As it turned out, everything mattered.
 
One of the researchers, Dr. Geremia B. Bolli, told Reuters Health he was surprised by “the high variability of effects on lowering of blood glucose depending as to whether the NPH pen is properly resuspended or not, and (if it’s not resuspended), even great differences depending on the position of the pen, i.e., horizontal, vertical with tip up or down.”
 
“The same NPH appears as a different insulin in each of these conditions,” Bolli said by email.
 
Compared with resuspending NPH insulin, not shaking the pen before injecting could result in lower insulin levels in the blood (if you inject with the needle flat or pointing up) or higher insulin levels (if you inject with the needle facing down).
 
Your body would also feel the effects of insulin earlier if you injected with the needle down without shaking it first or later if you injected it flat or needle up without shaking it first.
 
This could result in your blood sugar rising above desired levels sooner (needle flat or pointed up) or later (needle pointed down) when you do not resuspend the NPH insulin by shaking the pen first.
 
The research team reported in the journal Diabetes Care that insulin levels could vary by as much as 23 percent and blood sugar control could vary by as much as 62 percent depending on whether NPH insulin is shaken before injecting, or not.
 
“For the users of NPH and also of the pre-mixed insulin (rapid+NPH) it is important to resuspend carefully prior to injection,” Dr.

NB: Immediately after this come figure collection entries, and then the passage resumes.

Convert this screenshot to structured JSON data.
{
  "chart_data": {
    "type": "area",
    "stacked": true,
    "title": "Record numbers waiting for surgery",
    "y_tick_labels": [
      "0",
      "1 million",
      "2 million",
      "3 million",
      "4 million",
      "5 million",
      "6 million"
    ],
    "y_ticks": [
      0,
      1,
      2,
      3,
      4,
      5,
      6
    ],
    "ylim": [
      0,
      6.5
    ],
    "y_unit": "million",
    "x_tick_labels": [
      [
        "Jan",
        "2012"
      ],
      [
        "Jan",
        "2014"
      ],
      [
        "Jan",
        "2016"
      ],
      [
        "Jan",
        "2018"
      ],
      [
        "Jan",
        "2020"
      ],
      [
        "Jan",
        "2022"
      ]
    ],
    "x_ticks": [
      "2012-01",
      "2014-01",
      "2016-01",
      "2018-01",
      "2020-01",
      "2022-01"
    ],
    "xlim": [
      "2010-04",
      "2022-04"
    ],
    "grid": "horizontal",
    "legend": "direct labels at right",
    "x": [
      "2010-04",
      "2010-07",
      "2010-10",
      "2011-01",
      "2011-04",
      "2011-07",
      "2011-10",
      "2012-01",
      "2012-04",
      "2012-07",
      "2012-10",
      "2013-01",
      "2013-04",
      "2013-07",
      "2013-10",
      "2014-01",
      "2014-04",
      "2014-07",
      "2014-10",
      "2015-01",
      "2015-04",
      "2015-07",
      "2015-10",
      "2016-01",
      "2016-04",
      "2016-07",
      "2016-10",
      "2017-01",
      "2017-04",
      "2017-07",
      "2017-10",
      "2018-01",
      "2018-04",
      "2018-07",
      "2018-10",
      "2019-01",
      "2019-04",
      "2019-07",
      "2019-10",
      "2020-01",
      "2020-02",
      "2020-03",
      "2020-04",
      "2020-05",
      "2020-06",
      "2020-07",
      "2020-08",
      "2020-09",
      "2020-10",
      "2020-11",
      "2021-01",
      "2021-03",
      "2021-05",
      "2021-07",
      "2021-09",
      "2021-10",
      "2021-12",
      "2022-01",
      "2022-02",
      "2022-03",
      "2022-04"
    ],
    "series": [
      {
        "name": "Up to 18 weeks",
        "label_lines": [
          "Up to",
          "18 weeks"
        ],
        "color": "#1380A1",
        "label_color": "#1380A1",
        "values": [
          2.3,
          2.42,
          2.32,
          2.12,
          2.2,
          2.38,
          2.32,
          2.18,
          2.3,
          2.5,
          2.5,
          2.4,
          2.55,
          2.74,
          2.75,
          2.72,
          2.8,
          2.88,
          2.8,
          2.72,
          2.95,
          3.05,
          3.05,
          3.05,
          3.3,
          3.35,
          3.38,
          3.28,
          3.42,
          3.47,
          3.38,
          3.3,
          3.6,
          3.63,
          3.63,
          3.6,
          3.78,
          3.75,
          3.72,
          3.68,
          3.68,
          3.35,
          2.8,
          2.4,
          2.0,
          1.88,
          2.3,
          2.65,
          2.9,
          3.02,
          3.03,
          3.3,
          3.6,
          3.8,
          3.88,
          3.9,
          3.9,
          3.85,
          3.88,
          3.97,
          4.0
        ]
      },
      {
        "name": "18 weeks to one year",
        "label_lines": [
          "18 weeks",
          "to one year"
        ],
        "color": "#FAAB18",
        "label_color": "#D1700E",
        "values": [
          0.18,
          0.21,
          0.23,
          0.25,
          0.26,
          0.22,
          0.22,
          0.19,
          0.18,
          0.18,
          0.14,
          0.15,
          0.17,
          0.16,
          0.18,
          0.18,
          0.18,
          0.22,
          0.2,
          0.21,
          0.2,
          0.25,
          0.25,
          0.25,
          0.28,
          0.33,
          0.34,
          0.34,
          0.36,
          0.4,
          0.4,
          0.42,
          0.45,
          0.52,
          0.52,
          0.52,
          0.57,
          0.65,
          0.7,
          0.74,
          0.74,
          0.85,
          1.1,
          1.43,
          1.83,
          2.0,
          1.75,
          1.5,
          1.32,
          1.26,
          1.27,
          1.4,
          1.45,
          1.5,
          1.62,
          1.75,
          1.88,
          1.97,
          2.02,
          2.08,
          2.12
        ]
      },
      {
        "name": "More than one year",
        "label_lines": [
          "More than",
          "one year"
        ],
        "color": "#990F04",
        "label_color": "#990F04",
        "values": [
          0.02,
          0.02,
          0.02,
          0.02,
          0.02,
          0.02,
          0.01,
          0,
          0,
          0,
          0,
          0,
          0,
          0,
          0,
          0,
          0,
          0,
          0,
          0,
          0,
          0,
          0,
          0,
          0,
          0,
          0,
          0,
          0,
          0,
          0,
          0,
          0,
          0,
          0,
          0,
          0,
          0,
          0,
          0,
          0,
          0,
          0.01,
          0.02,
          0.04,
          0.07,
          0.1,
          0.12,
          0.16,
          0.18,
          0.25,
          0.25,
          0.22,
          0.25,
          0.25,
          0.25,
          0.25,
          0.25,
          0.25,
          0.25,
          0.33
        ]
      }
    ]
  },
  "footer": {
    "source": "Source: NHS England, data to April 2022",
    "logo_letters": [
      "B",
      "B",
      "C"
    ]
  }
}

Bolli concluded. “This will reduce variability of NPH effects a lot.”
 
Dr. Satoru Yamada from Kitasato Institute Hospital, Tokyo, Japan, who was not involved in this study, told Reuters Health by email that the results show it is very difficult to have stable efficacy with NPH insulin.
 
Yamada advises doctors to select long-acting analogs rather than NPH itself.
 
Bolli agrees that it is great if patients can afford the newer glargine and detemir forms of insulin, but he points out that for many patients, these alternatives are beyond their means. And for these patients, the message is clear: always resuspend your NPH insulin before injecting.